Results: The 132 respondents were comprised of 68 (51%) residents, 58 (43%) attendings, and 6 (4%) physician extenders and fellows. Eighty-eight (66%) providers worked entirely or occasionally in the inpatient setting; 32 (24%) worked in the ED, and the remainder worked exclusively in the outpatient setting. Sixty-seven (49%) reported seeing patients on anticoagulation at least on a daily basis. For a list of 7 services that are not offered by the clinic, from transitioning DOAC to providing a referral for inferior vena cava removal and stopping anticoagulation, providers thought these services were offered 7%-47% of the time. Notably, 47% of respondents thought patients were seen regularly by pharmacists, and 27% thought the clinic would discontinue anticoagulation or transition to DOAC when appropriate. For the same services, 40%-84% believed that service should be within the scope of the clinic. Notably, 81% of providers thought patients should be seen regularly by pharmacists and transitioned to DOAC at the direction of the clinic. Sixty-six percent of providers wanted the clinic to determine when to discontinue anticoagulation. For patients seen at the clinic, 70% of providers wanted the clinic to decide when to transition to DOAC without input from the referring provider, and 48% of providers felt the clinic should determine when to stop anticoagulation independently. Results did not vary significantly when nonattending providers were excluded. Emergency medicine providers were more likely to defer to the anticoagulation clinic than other providers; however, even among primary care faculty and cardiologists, ∼40% of providers felt the anticoagulation clinic should independently determine which patients should stop anticoagulation.
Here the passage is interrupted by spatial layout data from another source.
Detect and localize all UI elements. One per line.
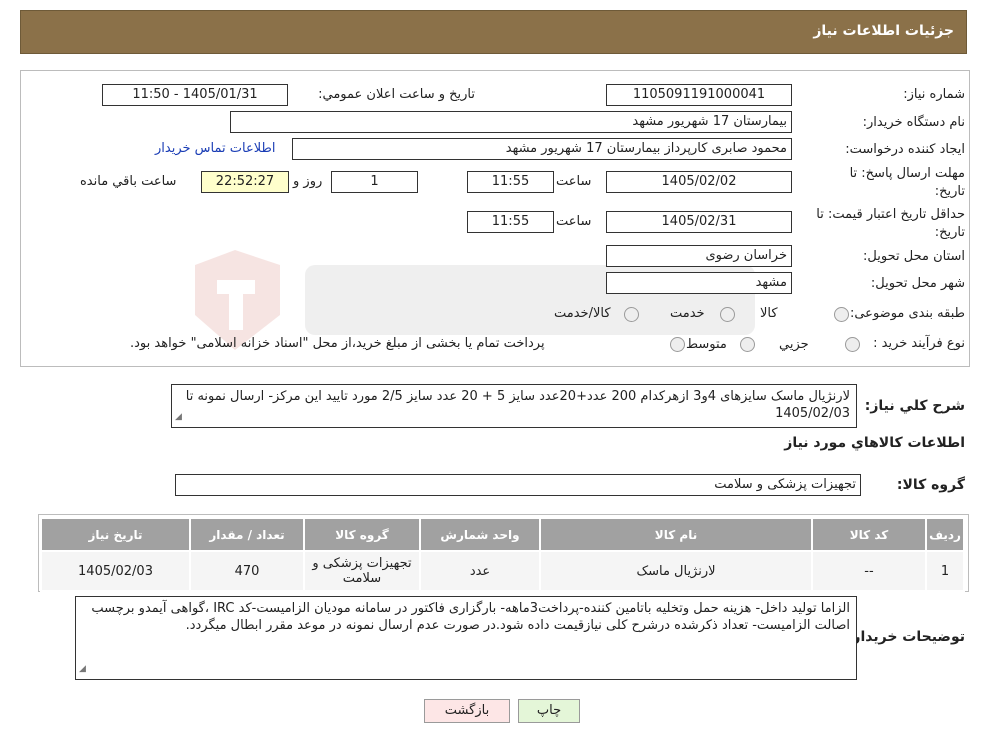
days-label: روز و <box>293 174 323 189</box>
buyer-notes-text: الزاما تولید داخل- هزینه حمل وتخلیه باتا… <box>91 601 850 633</box>
city-label: شهر محل تحویل: <box>870 276 965 291</box>
creator-label: ایجاد کننده درخواست: <box>845 142 965 157</box>
col-header-need-date: تاریخ نیاز <box>40 517 191 552</box>
process-radio-medium[interactable] <box>740 337 755 352</box>
items-table: ردیف کد کالا نام کالا واحد شمارش گروه کا… <box>40 517 965 592</box>
print-button[interactable]: چاپ <box>518 699 580 723</box>
resize-grip-icon[interactable]: ◢ <box>175 409 182 426</box>
need-number-label: شماره نیاز: <box>903 87 965 102</box>
announce-field[interactable]: 1405/01/31 - 11:50 <box>102 84 288 106</box>
col-header-name: نام کالا <box>539 517 813 552</box>
goods-group-label: گروه کالا: <box>896 477 965 493</box>
validity-date-field[interactable]: 1405/02/31 <box>606 211 792 233</box>
summary-textarea[interactable]: لارنژیال ماسک سایزهای 4و3 ازهرکدام 200 ع… <box>171 384 857 428</box>
items-table-header: ردیف کد کالا نام کالا واحد شمارش گروه کا… <box>40 517 965 552</box>
goods-info-title: اطلاعات کالاهاي مورد نیاز <box>784 435 965 451</box>
col-header-quantity: تعداد / مقدار <box>189 517 305 552</box>
creator-field[interactable]: محمود صابری کارپرداز بیمارستان 17 شهریور… <box>292 138 792 160</box>
cell-group: تجهیزات پزشکی و سلامت <box>303 550 421 592</box>
province-label: استان محل تحویل: <box>863 249 965 264</box>
buyer-contact-link[interactable]: اطلاعات تماس خریدار <box>155 141 275 156</box>
process-radio-treasury[interactable] <box>670 337 685 352</box>
validity-label-2: تاریخ: <box>934 225 965 240</box>
category-option-goods: کالا <box>760 306 778 321</box>
page-title: جزئیات اطلاعات نیاز <box>813 23 954 39</box>
need-number-field[interactable]: 1105091191000041 <box>606 84 792 106</box>
category-radio-goods-service[interactable] <box>624 307 639 322</box>
buyer-notes-textarea[interactable]: الزاما تولید داخل- هزینه حمل وتخلیه باتا… <box>75 596 857 680</box>
deadline-label: مهلت ارسال پاسخ: تا <box>849 166 965 181</box>
province-field[interactable]: خراسان رضوی <box>606 245 792 267</box>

Conclusion: These results highlight the need to regularly assess the expectations of referring providers. These findings could represent a broader trend of decreasing comfort among providers around anticoagulation and DOACs given their novelty, potential for harm, and current lentiginous environment. In short, an anticoagulation clinic with broader scope of services, and specialization in this field, may be the preferred model to deliver patient care.